Sustainable Energy
Giving Plastic Solar Cells an Energy Boost
Plastic cells are lighter than silicon ones, but they’re not as efficient–one company aims to fix that.
Polymer solar cells are finding use in solar charging backpacks and umbrellas, but they still only convert around 6 percent of the energy in sunlight into electricity–or around a third of what conventional silicon panels are capable of. If the efficiency of polymer solar cells–which are cheaper and lighter than silicon cells–can be boosted significantly, they could be ideal for plastering on rooftops or laminating on windows.
Solarmer Energy, based in El Monte, CA, is on target to reach 10 percent efficiency by the end of this year, says Yue Wu, the company’s managing director and director of research and development. Organic cells will likely need at least that efficiency to compete on the photovoltaic market.
In collaboration with Luping Yu, a professor at the University of Chicago, the startup has previously engineered polymers that absorb a broad range of wavelengths and has made cells that convert sunlight to electricity with a record efficiency of nearly 8 percent.
Polymer solar cells with even higher efficiencies are in the works. Solarmer is collaborating with Yang Yang, a materials science and engineering professor at the University of California, Los Angeles. Yang is working on a stack of multiple cells that absorb different bands of light. He expects to achieve 12 to 15 percent efficiencies using this approach along with new polymers and better device design. So far, he has made laboratory prototypes that are better than 6 percent efficient. He presents this work on Tuesday at the American Physical Society meeting.
Polymer solar cells should be cheaper to make than thin-film cadmium-telluride or copper indium gallium selenide (CIGS) ones because they use low-cost materials that are easy to print, says Michael McGehee, a materials science and engineering professor at Stanford University. But McGehee believes polymer cells will need to be more than 15 percent efficient to have a major impact on the solar power market. “We still don’t understand the physics well enough to know what the theoretical limit is,” McGehee says. “I think cells with 15 to 20 percent could be possible.”
Solarmer’s research team has multiple tactics for increasing cell efficiency. Its cells are made of a semiconducting polymer that absorbs sunlight and releases electrons, and a carbon nanostructure that shuttles the electrons to the external circuit.
Inside the polymer, electrons go from a low to a high energy level when bombarded by photons. The smaller the difference (or bandgap) between these levels, the more light a cell absorbs, and the higher its efficiency. One way to decrease the bandgap is to bring down the higher energy level. University of Chicago chemistry professor Yu is using this technique to design new types of narrow-bandgap polymers. “The beauty of organic solar cells is that we’re able to engineer new materials that can tailor those energy levels,” Yang says.
The researchers are also trying to improve the interface between the polymer and the carbon nanostructure so that electrons can move faster to the external circuit without getting trapped in the material. And they are developing better electrode materials and improved ways of fabricating the electrodes. Yang says these advances will eventually make it possible to boost the efficiency of individual cells and of stacked cells.
Even if Solarmer reaches its target of 10 percent efficiency, Wu says, it may take as long as three years before the company can print commercial-grade rooftop panels with those ratings. Right now, the company plans to have devices on laptop bags and cell phone back panels in early 2011, followed by awnings and sunshades.
Yang says organic solar cells need not only higher efficiencies but also more stability. “What’s commercialized is not the highest efficiency but most reproducible technology,” he says. Indeed, plastic solar startup Konarka, based in Lowell, MA, is producing flexible panels on a large scale despite just a 3 to 5 percent efficiency.

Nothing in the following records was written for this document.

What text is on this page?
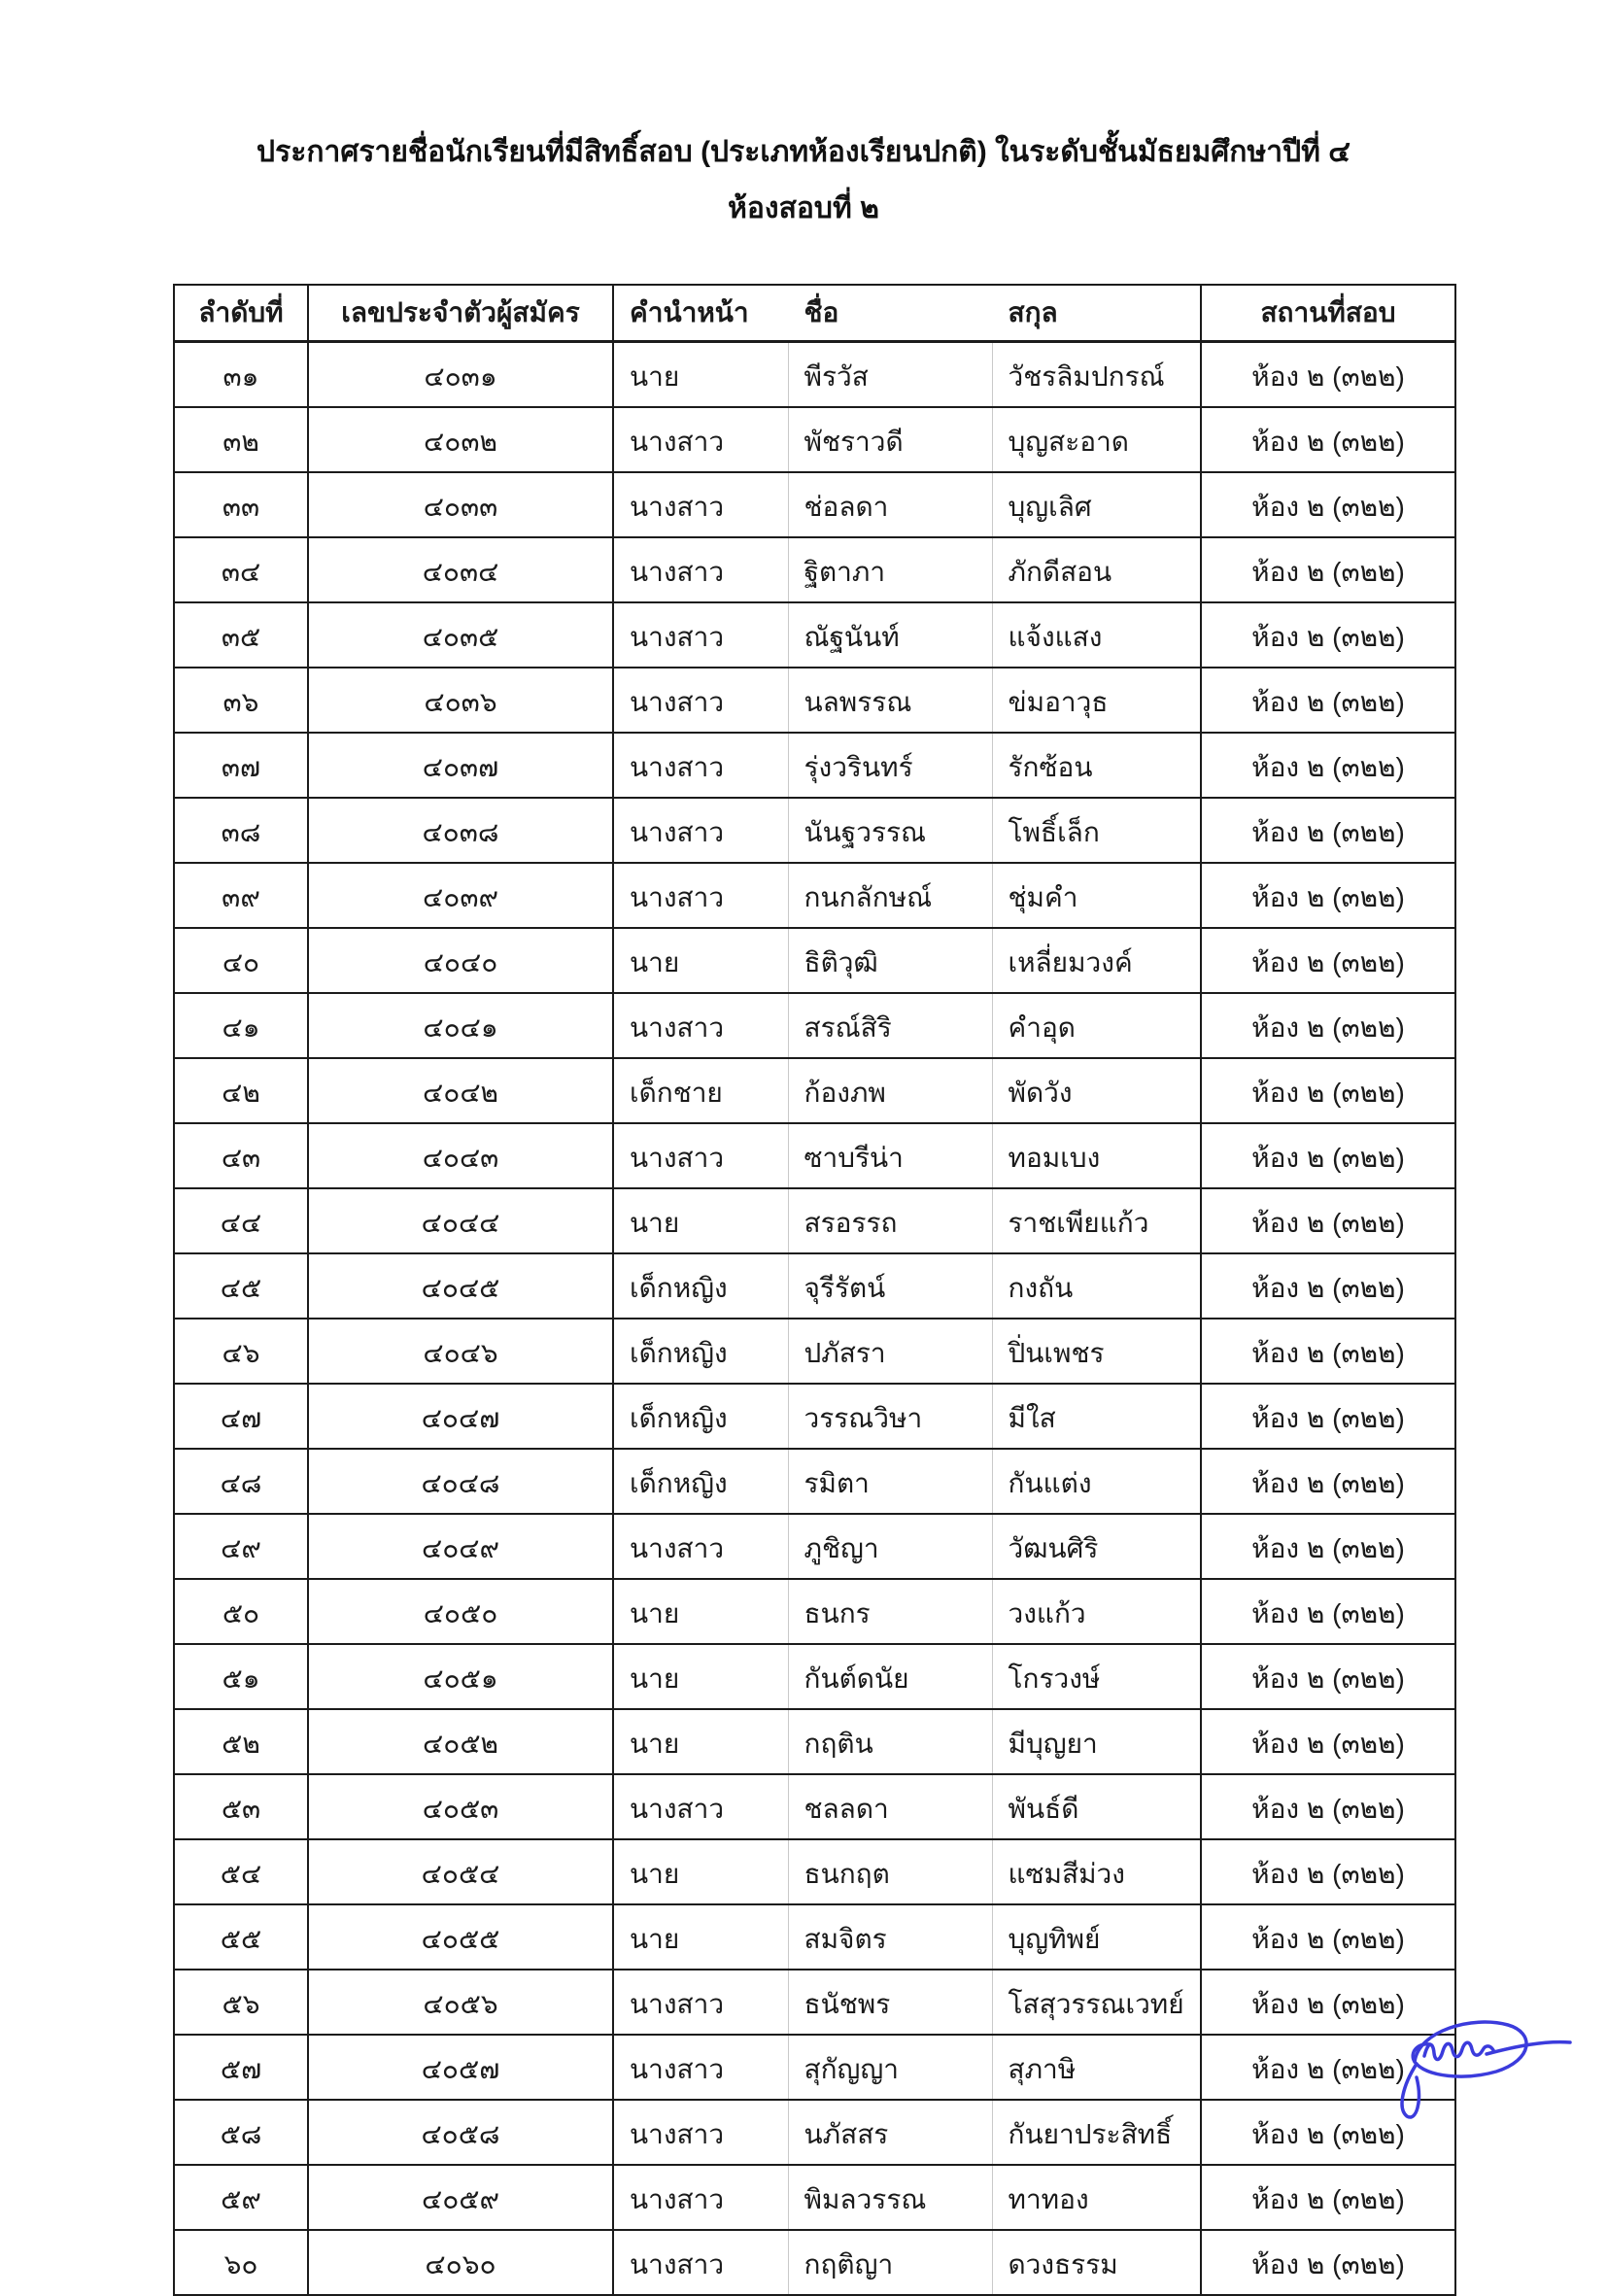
ประกาศรายชื่อนักเรียนที่มีสิทธิ์สอบ (ประเภทห้องเรียนปกติ) ในระดับชั้นมัธยมศึกษาปีที่ ๔
ห้องสอบที่ ๒
ลำดับที่	เลขประจำตัวผู้สมัคร	คำนำหน้า	ชื่อ	สกุล	สถานที่สอบ
๓๑	๔๐๓๑	นาย	พีรวัส	วัชรลิมปกรณ์	ห้อง ๒ (๓๒๒)
๓๒	๔๐๓๒	นางสาว	พัชราวดี	บุญสะอาด	ห้อง ๒ (๓๒๒)
๓๓	๔๐๓๓	นางสาว	ช่อลดา	บุญเลิศ	ห้อง ๒ (๓๒๒)
๓๔	๔๐๓๔	นางสาว	ฐิตาภา	ภักดีสอน	ห้อง ๒ (๓๒๒)
๓๕	๔๐๓๕	นางสาว	ณัฐนันท์	แจ้งแสง	ห้อง ๒ (๓๒๒)
๓๖	๔๐๓๖	นางสาว	นลพรรณ	ข่มอาวุธ	ห้อง ๒ (๓๒๒)
๓๗	๔๐๓๗	นางสาว	รุ่งวรินทร์	รักซ้อน	ห้อง ๒ (๓๒๒)
๓๘	๔๐๓๘	นางสาว	นันฐวรรณ	โพธิ์เล็ก	ห้อง ๒ (๓๒๒)
๓๙	๔๐๓๙	นางสาว	กนกลักษณ์	ชุ่มคำ	ห้อง ๒ (๓๒๒)
๔๐	๔๐๔๐	นาย	ธิติวุฒิ	เหลี่ยมวงค์	ห้อง ๒ (๓๒๒)
๔๑	๔๐๔๑	นางสาว	สรณ์สิริ	คำอุด	ห้อง ๒ (๓๒๒)
๔๒	๔๐๔๒	เด็กชาย	ก้องภพ	พัดวัง	ห้อง ๒ (๓๒๒)
๔๓	๔๐๔๓	นางสาว	ซาบรีน่า	ทอมเบง	ห้อง ๒ (๓๒๒)
๔๔	๔๐๔๔	นาย	สรอรรถ	ราชเพียแก้ว	ห้อง ๒ (๓๒๒)
๔๕	๔๐๔๕	เด็กหญิง	จุรีรัตน์	กงถัน	ห้อง ๒ (๓๒๒)
๔๖	๔๐๔๖	เด็กหญิง	ปภัสรา	ปิ่นเพชร	ห้อง ๒ (๓๒๒)
๔๗	๔๐๔๗	เด็กหญิง	วรรณวิษา	มีใส	ห้อง ๒ (๓๒๒)
๔๘	๔๐๔๘	เด็กหญิง	รมิตา	กันแต่ง	ห้อง ๒ (๓๒๒)
๔๙	๔๐๔๙	นางสาว	ภูชิญา	วัฒนศิริ	ห้อง ๒ (๓๒๒)
๕๐	๔๐๕๐	นาย	ธนกร	วงแก้ว	ห้อง ๒ (๓๒๒)
๕๑	๔๐๕๑	นาย	กันต์ดนัย	โกรวงษ์	ห้อง ๒ (๓๒๒)
๕๒	๔๐๕๒	นาย	กฤติน	มีบุญยา	ห้อง ๒ (๓๒๒)
๕๓	๔๐๕๓	นางสาว	ชลลดา	พันธ์ดี	ห้อง ๒ (๓๒๒)
๕๔	๔๐๕๔	นาย	ธนกฤต	แซมสีม่วง	ห้อง ๒ (๓๒๒)
๕๕	๔๐๕๕	นาย	สมจิตร	บุญทิพย์	ห้อง ๒ (๓๒๒)
๕๖	๔๐๕๖	นางสาว	ธนัชพร	โสสุวรรณเวทย์	ห้อง ๒ (๓๒๒)
๕๗	๔๐๕๗	นางสาว	สุกัญญา	สุภาษิ	ห้อง ๒ (๓๒๒)
๕๘	๔๐๕๘	นางสาว	นภัสสร	กันยาประสิทธิ์	ห้อง ๒ (๓๒๒)
๕๙	๔๐๕๙	นางสาว	พิมลวรรณ	ทาทอง	ห้อง ๒ (๓๒๒)
๖๐	๔๐๖๐	นางสาว	กฤติญา	ดวงธรรม	ห้อง ๒ (๓๒๒)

Adam Moulé, a chemical engineering and materials science professor at the University of California, Davis, says that increasing the lifetime of organic solar cells is now the biggest challenge. Solarmer’s panels have a lifetime of up to three years.
“The 7.9 percent reported efficiency record is really amazing,” Moulé says. “If organic photovoltaic units of more than 5 percent power efficiency could be made that have a guaranteed lifetime of over five years, then I think that they will be competitive with CIGS and silicon because of reduced panel cost.”